Left: MMAL president and CEO Robert McEniry.
In Mitsubishi’s latest three-year business plan announced on Friday, the new-product launch schedule included a small ‘lower-impact’ SUV, adapting mini-cars for overseas use, bringing an electric vehicle to world markets, expanding the number of mid-size platform models and adding an SUV based on the Triton one-tonne utility. “We are looking at … opportunities that are in the Mitsubishi range globally at the moment,” Mr McEniry said.
“But we have to work through the ADR (Australian Design Rule) issues on some of those cars. “We’d be very keen, very keen, to get the icar in, but whether we can get all the ADRs to comply with Australian requirements,” he said, rating its prospects as 50:50 and confirming that a wide-bodied version was also in development “but that’s still a couple of years out”.
“What you’re really seeing (from Mitsubishi globally) is a much greater emphasis on diesel engine – high-performance, green diesel, etc – and as they roll those engines out next year in the different categories I think you’ll see other cars coming.
“They (Mitsubishi) are really trying to hit all the sweet spots, and the key growth segment is this segment (compact SUV), so I’ll be looking forward to that being finalised for production.
“The trend to getting smaller and more fuel-efficient cars is not going to go away,” he said.
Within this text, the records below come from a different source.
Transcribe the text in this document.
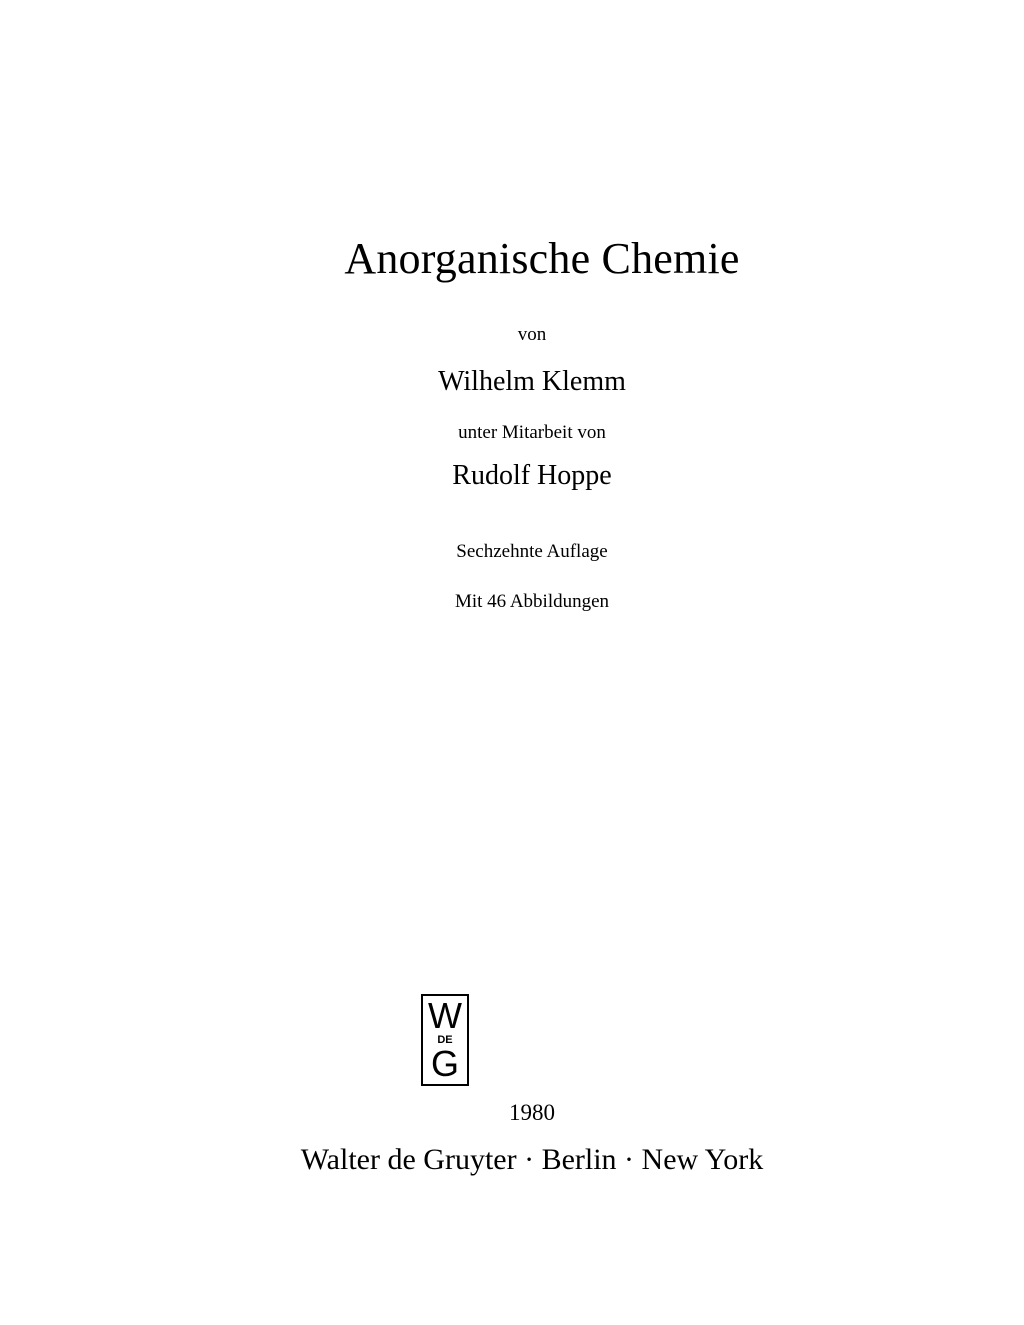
Anorganische Chemie
von
Wilhelm Klemm
unter Mitarbeit von
Rudolf Hoppe
Sechzehnte Auflage
Mit 46 Abbildungen
W
DE
G
1980
Walter de Gruyter · Berlin · New York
Mr McEniry described showroom traffic since last month’s announcement that it was pulling out of Australian manufacturing as “embarrassingly good”.
“We’ve really been delighted,” he said. “I’d have to say that we’ve got the most positive, motivated lot of dealers I have ever, ever dealt with, and they are very excited about the future and their sales are just roaring ahead – including the 380. We’ve sold every 380.” Mr McEniry also emphasised that Mitsubishi would not resort to discounting to grow market share.
“Over the past 18 months or so, we’ve had regular programs coming through, whether they’re value models or whatever, and one of the things we’ve said to our dealers is that we would be consistent in our marketing approach.
“There are some obvious opportunities, too, with the Olympics coming up ... but we are not doing it on the basis of buying market share, or discounting, or whatever. “Our residual values, or used-car values, have also been coming up over that period.
So it’s getting the right balance, and not forcing the market – and we’re not forcing the market. We are actually continuing to grow honest interest and floor traffic in our products.”
Mitsubishi's point of no return:
SPEAKING at his first public engagement as the president of the 100 per cent imported brand, Mitsubishi Motors Australia president Robert McEniry said that the Japanese corporation had long demonstrated its commitment to manufacturing in Australia – but had reached a point of no return.
“It gets to a point where after $1.5 billion of effectively Japanese shareholders’ funding, you have to look at what the future brings and whether you can just keep putting in $150 million per year average – cash – to keep the manufacturing operation going,” he said.
The last car rolls off the production line at Tonsley Park on March 28.